Scotland Yard has launched an investigation into the television and radio star's activities, and he is now believed to have been one of the UK's most prolific abusers, with about 300 possible victims.
Mr Pratt said he became suspicious when Savile began arriving in the middle of the night with different girls who seemed "star-struck" and were "not streetwise". He added that the celebrity, who was a volunteer and fundraiser for the hospital, would make several late-night visits a month where he would ask for the key to the accommodation block, spend a few hours there and then leave at 5am.
Leeds Teaching Hospitals NHS Trust said it was "shocked" by the claims surrounding Leeds General Infirmary and has vowed to help the Metropolitan Police with inquiries into the alleged abuse.

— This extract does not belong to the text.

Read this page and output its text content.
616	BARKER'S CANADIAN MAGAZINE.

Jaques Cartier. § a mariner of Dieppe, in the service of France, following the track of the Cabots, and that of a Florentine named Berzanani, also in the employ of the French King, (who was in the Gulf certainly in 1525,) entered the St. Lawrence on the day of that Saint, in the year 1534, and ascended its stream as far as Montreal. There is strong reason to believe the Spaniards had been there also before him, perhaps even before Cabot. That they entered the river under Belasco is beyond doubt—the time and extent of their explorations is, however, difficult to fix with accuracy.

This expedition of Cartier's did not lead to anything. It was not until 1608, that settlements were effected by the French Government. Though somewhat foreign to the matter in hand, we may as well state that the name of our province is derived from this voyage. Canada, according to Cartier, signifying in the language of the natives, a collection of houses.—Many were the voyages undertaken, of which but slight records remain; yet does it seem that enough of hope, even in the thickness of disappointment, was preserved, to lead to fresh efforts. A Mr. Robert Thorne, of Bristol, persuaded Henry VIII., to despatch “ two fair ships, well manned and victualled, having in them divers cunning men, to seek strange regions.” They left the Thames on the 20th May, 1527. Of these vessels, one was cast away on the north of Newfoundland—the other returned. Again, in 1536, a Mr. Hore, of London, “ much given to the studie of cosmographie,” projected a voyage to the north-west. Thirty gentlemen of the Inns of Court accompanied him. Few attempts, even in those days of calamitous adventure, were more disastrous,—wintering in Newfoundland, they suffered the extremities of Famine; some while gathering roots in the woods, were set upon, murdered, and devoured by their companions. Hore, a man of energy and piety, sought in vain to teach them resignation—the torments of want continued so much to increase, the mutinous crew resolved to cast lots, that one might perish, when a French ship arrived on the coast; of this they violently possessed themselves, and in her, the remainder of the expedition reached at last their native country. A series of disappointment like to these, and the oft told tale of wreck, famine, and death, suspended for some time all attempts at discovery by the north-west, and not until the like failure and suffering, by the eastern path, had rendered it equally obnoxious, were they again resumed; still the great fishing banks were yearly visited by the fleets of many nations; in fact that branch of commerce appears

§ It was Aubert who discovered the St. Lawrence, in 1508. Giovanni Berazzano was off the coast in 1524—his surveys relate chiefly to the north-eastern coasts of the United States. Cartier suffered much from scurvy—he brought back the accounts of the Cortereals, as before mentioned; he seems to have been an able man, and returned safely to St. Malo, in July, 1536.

A spokesman for the trust said: "We continue to be shocked by each new allegation. It is important that they are investigated properly. Once again we urge anybody who has any concerns to contact us so that we can pass information on to the police or to contact the police directly via the NSPCC helpline, 0808 800 5000."
Detectives are following 400 lines of inquiry as part of the investigation while the BBC has launched an inquiry into the culture and practices at the corporation in the era of Savile's alleged sexual abuse. It is also looking at the decision-making process that saw a Newsnight investigation into Savile's activities shelved.
Deputy Prime Minister Nick Clegg has said "heads will need to roll" at the BBC if it is discovered that abuse was ignored.
Earlier this week it emerged that Savile was barred from any involvement with the BBC's Children In Need charity. Sir Roger Jones, a former chairman of the charity, said he had been uncomfortable about allowing Savile to have any association with their work. Although he had "no evidence" that Savile was up to anything, he said he behaved strangely, adding: "I think we all recognised he was a pretty creepy sort of character."